The president of the Anchorage chapter of the NAACP issued a news release drawing attention to the “slavery” name ahead of this year’s auction, which took place Sunday. The Alaska Dispatch News then did a story about it — further spreading the word — and the auction name was widely condemned online.

“All at once, I don’t know what happened,” said Rita Ledbetter, a bartender at the Pioneer Bar, which hosts the annual event.

Anchorage NAACP President Wanda Laws told The Associated Press she wanted to shine a spotlight on the auction name because it was “extremely inflammatory and insensitive.”

“You do not glorify the selling of another human being. You just don’t do that,” she said. “It’s horrific.”

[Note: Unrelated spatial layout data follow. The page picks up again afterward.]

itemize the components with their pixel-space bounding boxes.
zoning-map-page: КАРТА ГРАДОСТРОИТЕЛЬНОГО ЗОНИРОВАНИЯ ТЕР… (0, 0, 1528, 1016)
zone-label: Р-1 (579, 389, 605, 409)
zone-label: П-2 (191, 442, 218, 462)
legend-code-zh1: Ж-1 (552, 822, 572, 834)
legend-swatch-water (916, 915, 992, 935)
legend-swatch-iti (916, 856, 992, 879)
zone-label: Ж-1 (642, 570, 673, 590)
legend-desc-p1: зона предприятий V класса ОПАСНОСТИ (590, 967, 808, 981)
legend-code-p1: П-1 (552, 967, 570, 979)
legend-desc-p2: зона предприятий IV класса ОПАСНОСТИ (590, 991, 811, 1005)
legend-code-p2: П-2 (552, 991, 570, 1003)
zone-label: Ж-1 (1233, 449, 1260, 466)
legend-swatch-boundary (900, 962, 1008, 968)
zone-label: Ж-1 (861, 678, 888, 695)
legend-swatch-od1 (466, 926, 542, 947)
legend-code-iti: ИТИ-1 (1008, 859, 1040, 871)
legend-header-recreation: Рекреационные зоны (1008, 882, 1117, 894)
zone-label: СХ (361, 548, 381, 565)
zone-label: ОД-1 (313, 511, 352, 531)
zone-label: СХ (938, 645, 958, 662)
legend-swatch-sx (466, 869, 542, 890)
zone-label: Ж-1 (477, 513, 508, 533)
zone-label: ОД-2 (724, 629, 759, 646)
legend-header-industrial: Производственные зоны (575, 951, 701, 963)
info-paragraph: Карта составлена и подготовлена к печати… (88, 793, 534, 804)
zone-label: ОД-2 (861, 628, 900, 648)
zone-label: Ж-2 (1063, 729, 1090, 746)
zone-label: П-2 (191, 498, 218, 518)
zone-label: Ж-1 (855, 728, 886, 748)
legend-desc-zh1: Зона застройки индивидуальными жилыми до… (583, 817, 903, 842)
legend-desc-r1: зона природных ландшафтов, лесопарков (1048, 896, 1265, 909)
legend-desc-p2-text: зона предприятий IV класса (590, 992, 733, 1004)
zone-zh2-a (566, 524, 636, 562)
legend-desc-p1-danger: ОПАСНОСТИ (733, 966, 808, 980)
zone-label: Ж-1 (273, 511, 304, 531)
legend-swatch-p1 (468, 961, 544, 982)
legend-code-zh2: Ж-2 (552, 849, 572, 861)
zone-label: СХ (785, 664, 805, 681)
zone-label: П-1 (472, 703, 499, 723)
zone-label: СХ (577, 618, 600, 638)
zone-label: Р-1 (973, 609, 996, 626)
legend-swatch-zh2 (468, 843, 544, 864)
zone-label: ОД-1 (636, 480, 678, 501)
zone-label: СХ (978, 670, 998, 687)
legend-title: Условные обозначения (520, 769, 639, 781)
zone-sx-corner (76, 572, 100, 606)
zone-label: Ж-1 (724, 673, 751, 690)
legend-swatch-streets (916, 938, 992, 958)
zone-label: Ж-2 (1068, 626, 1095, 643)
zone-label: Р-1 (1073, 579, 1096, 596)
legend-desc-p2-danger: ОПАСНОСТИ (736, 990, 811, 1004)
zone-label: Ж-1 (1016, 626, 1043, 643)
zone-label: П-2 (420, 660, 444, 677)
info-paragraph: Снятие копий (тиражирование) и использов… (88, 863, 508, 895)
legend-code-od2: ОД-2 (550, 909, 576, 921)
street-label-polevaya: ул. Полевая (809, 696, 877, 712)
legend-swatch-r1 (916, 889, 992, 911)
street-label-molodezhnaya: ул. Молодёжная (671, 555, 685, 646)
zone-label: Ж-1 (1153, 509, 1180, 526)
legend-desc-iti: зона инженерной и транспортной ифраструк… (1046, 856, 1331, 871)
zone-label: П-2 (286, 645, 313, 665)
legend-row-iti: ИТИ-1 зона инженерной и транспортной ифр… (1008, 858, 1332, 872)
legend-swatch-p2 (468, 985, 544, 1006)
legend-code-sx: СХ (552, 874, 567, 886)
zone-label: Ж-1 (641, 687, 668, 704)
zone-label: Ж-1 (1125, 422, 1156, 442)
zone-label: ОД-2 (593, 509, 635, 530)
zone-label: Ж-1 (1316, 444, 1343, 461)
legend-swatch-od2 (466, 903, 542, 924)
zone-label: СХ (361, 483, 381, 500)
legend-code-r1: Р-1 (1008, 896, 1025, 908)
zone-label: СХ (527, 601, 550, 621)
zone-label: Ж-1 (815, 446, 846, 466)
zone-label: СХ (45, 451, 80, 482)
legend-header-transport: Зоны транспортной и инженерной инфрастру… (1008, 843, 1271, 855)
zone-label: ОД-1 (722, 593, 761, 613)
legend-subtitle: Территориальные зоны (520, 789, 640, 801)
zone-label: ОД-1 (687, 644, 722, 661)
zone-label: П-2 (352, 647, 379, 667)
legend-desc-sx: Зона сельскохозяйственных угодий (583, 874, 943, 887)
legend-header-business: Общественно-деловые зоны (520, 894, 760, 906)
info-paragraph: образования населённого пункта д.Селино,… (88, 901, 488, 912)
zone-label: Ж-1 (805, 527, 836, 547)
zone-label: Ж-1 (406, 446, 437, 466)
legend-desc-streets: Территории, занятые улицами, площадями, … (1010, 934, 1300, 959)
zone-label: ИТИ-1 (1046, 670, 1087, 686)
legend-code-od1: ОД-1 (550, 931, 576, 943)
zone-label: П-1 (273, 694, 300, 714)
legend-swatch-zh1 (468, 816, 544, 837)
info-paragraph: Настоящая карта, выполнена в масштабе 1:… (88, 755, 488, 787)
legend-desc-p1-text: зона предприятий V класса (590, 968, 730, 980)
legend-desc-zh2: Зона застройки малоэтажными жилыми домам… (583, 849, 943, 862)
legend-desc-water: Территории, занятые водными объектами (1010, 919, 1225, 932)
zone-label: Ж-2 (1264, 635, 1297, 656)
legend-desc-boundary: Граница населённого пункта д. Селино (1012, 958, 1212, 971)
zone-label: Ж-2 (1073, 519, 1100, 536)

Twenty to 25 people volunteered to have their labor sold at the auction organized by Sitka’s Pioneer Bar. Sunday’s event raised $3,000 for the local volunteer fire department, Ledbetter said. Previous beneficiaries included Special Olympics and charities fighting multiple sclerosis and breast cancer.

Ledbetter said the auction has been held for 31 years and has had no problems other than a phone complaint during each of the past two years. She also noted no one contacted her directly about the name.

“It’s a local, local thing, and I don’t know why it’s such a big deal,” Ledbetter said by telephone Monday.

“Why I wasn’t called by the NAACP and say, ‘Hey,’ instead of slamming us for a word that just means squat now. I mean, how long has that been? 150? Almost 200 years? It’s like, ‘C’mon,’” Ledbetter said.

Still, she confirmed the auction will change its name to the “Alaska Day Auction” going forward.

Alaska Day chairman Ted Allio said the matter has been blown out of proportion. Allio noted Russians enslaved Natives living in Sitka before the U.S. purchased Alaska in 1867. But he says, “You don’t hear them yelling” about the name.

But Lawrence SpottedBird, general manager of the Sitka Tribe of Alaska, said calling the event a slavery auction wasn’t OK and Allio “overstepped on his comments.”

The event is well-intentioned but affected the black community, SpottedBird said.

“I stand with them,” he said. “There should be basically an apology for using that term.”

Sitka Fire Chief Dave Miller said the auction money will be put into the training fund for volunteers. He said after Law’s comments and all the online complaints, he asked the auctioneer not to use the world “slavery” during the actual auction.